AI for chutes.xyz using a deep q-learning model.
Trains on AWS SageMaker, convertModel converts keras model to tf_js model and the static directory is uploaded to and read by the server for chutes.xyz.
version 1
- Created an AI vs Random model with small rewards for capturing bases and a big reward for winning the game. Epsilon decayed every game.
- Made AI vs AI because AI won a lot of games against random but it only seemed to put parachutes down
- Changed epsilon to increase if an agent lost over the past 50 games so that it can try new tactics against the successful bot
- Epsilon starts at 1, increases if AI loses and decreases if AI wins but never goes over 1
- Changed small rewards to only be given when the opponent has less bases after the turn to increase aggression
- Changed model structure from 34(number of squares on the board + 1 for bias)->100->100(hidden layers)->546(number of outputs) to 34->9(number of pieces)->204(max number of possible moves for a piece [tank move])->546 so that the model decides what piece to move and then figures out how to move it.
version 2
- First the agents are trained only with base-related intermediate rewards in a randomly generated map with only tanks. These agents are saved and loaded again and again into a map with only soldiers and spies, then a map with everything but parachutes, and finally the original game map. There are no rewards for winning until the original game environment.
- If they do not train a lot, they play badly because they do not move a lot. If they train a lot, the old values get overwritten. AI still does not prefer to move often. So it might be impossible to ever lower the complexity around moving pieces and make the training natural.
- Added a reward with the ratio of moves predicted that were legal moves to those that were not (though I thought this would encourage the model to fit around legality, instead the AI trained to just play the same move over and over again to maximize the ratio for this single reward and did not consider the other rewards).
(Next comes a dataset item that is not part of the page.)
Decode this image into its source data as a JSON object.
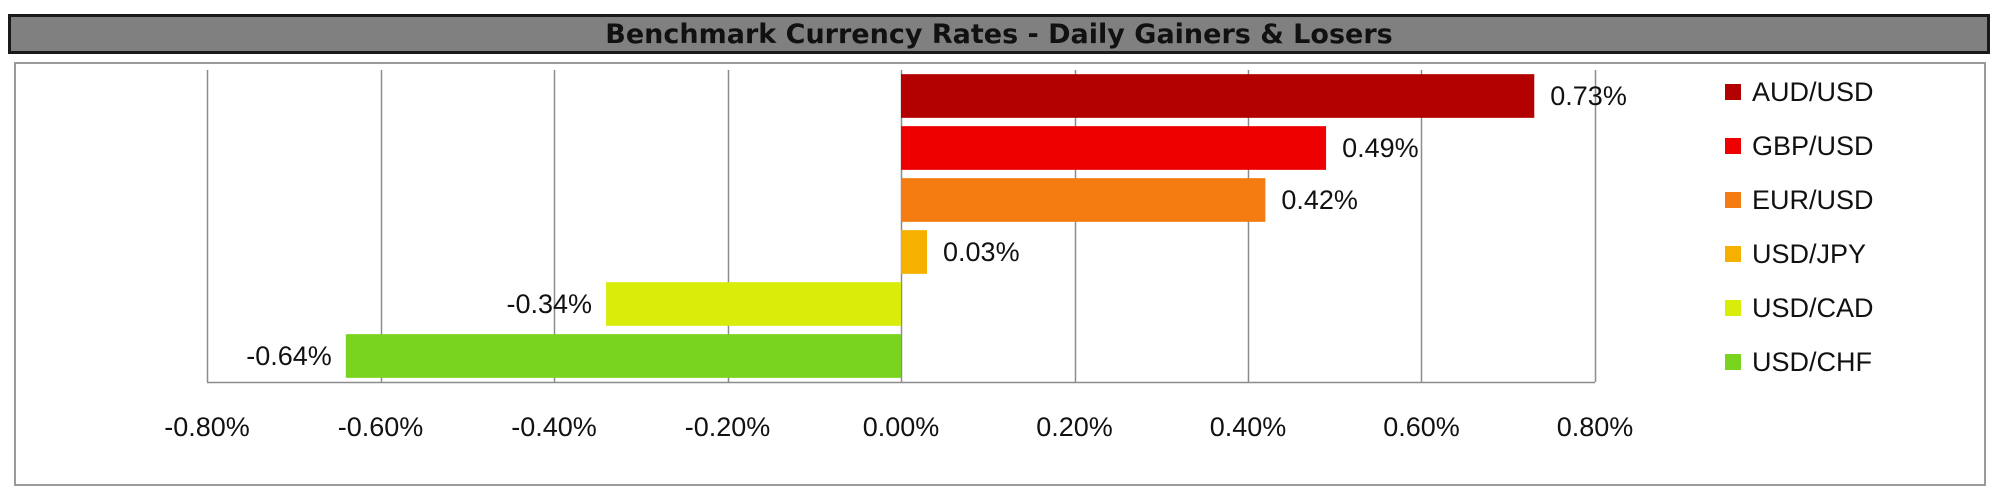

So it seems that encouraging the agent to learn to play moves legally and precisely is difficult. So this is the end of this version.
version 3
- New agents were trained with only intermediate rewards: lowering opponent's bases, winning bases and moving complex pieces (at 0.3 for tanks because they have around triple the number of possible moves compared to soldiers and spies). The latter was done by imposing a tax for standing advanced pieces.
- Bombing is now done algorithmically before the moves from the neural network are fed. If a bombing opportunity is available, a bomb is set on that square.
- After the new agents are trained, they are trained with both p1 and p2 adopting p2's model but p1 playing without any random exploratory moves while p2 starts at epsilon=1. Through this, I aim to fix p2's strategy's weaknesses as it plays against itself as p1.